Время собирать камни. Очерки, стр. 25

2

В таковом то раю оказался Блок, едва появившись на свет. Начиная с шестимесячного возраста, ежегодно на протяжении тридцати пяти лет, исключая только последние пять лет жизни (с 1916 по 1921 год), на летние месяцы Блок приезжает в Шахматово.

Многие считают Блока чисто петербургским поэтом или петербургским в первую очередь. В самом деле, мотивы города первыми бросаются в глаза при чтении этого поэта.

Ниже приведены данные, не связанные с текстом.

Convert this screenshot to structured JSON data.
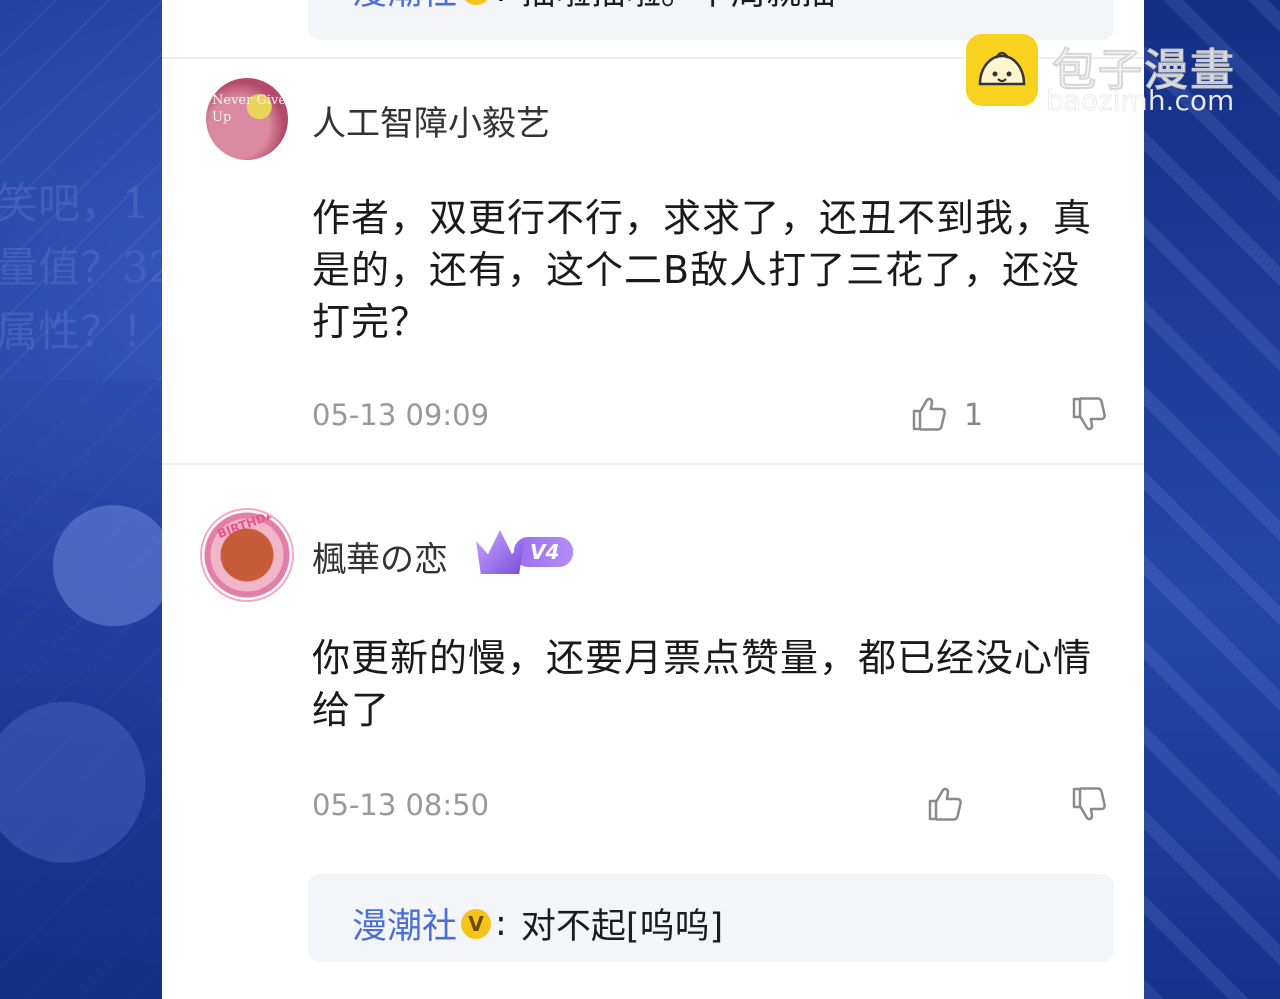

Начиная со знаменитого (а я бы даже сказал – пресловутого) «Ночь, улица, фонарь, аптека…», с «Незнакомки», «Одна мне осталась надежда, смотреться в колодец двора…», «Я пригвожден к трактирной стойке…», «Вечность бросила в город оловянный закат…», «В кабаках, в переулках, в извивах, в электрическом сне, наяву…», «Вновь оснеженные колонны, Елагин мост и два огня…», «Я послал тебе черную розу в бокале, золотого как небо аи…», – начиная со всех этих городских петербургских мотивов (а их даже не надо выискивать в книгах Блока, достаточно только открыть) и кончая самой что ни на есть петербургской поэмой «Двенадцать», – всюду город, образ города, в чем то прекрасного, завораживающего, в чем то враждебного человеку, всегда тревожного, таящего в себе если не гибель, то растление души человеческой, но и сладостность этой гибели.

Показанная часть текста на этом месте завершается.